Richard Hoggart’s The Uses of Literacy (1957) was once a very fashionable book but, like Room at the Top, is little read these days. It is a review of working class culture in Britain which sits neatly alongside the ‘angry young man’ fiction of the time. Its thesis is that working class life, with its many complexities and regional variations, is being eroded by industrialised ‘mass culture’, especially that imported from the United States.
Of course, no study of British life would be complete without a look at drinking.
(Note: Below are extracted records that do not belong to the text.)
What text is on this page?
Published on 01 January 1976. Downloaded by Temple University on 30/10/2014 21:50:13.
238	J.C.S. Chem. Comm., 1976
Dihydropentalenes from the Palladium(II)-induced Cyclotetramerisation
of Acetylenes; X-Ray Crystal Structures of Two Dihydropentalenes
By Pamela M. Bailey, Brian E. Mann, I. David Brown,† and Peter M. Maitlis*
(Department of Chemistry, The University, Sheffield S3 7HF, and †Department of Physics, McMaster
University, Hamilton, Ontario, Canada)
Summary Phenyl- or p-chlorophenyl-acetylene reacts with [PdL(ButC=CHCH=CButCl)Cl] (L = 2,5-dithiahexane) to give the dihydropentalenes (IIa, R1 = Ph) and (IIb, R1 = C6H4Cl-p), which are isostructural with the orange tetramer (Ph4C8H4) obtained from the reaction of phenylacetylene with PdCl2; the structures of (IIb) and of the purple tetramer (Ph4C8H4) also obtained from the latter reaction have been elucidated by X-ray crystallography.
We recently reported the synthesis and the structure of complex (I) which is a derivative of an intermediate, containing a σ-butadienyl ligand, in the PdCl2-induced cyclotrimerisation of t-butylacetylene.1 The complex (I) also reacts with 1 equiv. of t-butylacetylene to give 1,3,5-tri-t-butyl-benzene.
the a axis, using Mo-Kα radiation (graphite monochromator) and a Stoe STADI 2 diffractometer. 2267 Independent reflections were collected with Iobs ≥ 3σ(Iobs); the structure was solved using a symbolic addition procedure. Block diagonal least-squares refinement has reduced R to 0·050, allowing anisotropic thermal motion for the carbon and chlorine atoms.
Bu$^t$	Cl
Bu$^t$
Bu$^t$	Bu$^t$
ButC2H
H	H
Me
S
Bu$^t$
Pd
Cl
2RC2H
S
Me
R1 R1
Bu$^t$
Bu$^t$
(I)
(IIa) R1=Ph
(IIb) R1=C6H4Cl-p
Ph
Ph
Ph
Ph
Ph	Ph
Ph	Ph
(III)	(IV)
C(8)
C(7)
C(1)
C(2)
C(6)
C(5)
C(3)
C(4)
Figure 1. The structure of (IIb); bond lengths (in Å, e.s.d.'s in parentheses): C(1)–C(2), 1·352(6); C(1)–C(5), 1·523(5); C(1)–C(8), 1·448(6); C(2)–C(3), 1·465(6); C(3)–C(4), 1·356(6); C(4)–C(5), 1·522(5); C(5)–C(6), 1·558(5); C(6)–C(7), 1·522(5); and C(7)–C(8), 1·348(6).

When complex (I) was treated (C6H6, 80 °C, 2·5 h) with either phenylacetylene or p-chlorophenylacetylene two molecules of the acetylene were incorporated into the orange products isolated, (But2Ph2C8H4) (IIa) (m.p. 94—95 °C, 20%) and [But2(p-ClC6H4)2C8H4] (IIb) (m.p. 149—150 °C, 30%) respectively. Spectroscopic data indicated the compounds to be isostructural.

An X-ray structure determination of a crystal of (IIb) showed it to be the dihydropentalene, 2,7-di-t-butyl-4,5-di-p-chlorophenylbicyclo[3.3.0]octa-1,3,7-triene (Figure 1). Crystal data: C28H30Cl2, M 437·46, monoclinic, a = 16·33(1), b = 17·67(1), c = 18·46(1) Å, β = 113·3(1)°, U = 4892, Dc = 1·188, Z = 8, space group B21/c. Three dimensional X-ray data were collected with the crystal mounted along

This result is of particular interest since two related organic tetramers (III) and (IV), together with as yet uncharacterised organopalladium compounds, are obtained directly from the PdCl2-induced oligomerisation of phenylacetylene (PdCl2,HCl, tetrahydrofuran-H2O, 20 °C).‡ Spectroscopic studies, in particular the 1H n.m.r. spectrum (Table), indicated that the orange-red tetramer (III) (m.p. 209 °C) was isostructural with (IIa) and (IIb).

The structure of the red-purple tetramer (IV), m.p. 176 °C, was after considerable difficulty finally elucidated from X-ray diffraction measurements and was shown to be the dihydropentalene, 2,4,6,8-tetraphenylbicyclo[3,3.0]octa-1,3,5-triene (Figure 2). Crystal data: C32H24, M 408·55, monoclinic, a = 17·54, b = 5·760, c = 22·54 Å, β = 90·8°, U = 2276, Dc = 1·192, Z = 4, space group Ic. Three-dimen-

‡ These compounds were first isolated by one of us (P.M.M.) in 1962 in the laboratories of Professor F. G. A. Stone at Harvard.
On the one hand, drinking is accepted as part of the normal life, or at least of the normal man’s life, like smoking. ‘A man needs ‘is pint’; it helps to make life worth while; if one can’t have a bit of pleasure like that, then what is there to live for? It is ‘natural’ for a man to like his beer. Women seem to be drinking more easily now then they did a generation ago; even as late as my adolescence [in the 1930s] the ‘gin-and-It’ woman was regarded as a near-tart.
He goes on to explain that men in different situations are ‘allowed’ to drink more or less depending on their particular circumstances. Widowers can drink as much as they like as they have nothing to go home to; men without children can’t be said to be ‘taking the bread from their children’s mouths’ if they spend a lot on beer; but a man with wife and children should always ‘provide’ first.
On the whole, the emphasis is a double one: on the rightness of drinking in itself, and on the realization that, if it once ‘gets hold’, complete collapse — a near-literal home-breaking as the furniture is sold — may well follow.
Is it any wonder, Hoggart observes, that the Temperance Movement had such success from the 19th century until the 1930s? ‘I had a drunken uncle, the last of a line which stretched well back to the seventies,’ he recalls. Publicans must miss those drunken uncles.
We’re reading Hoggart, along with Ian Nairn, as we get to grips with the post-war fear of cultural homegenisation which we think was important in the emergence of CAMRA and ‘real ale’ culture.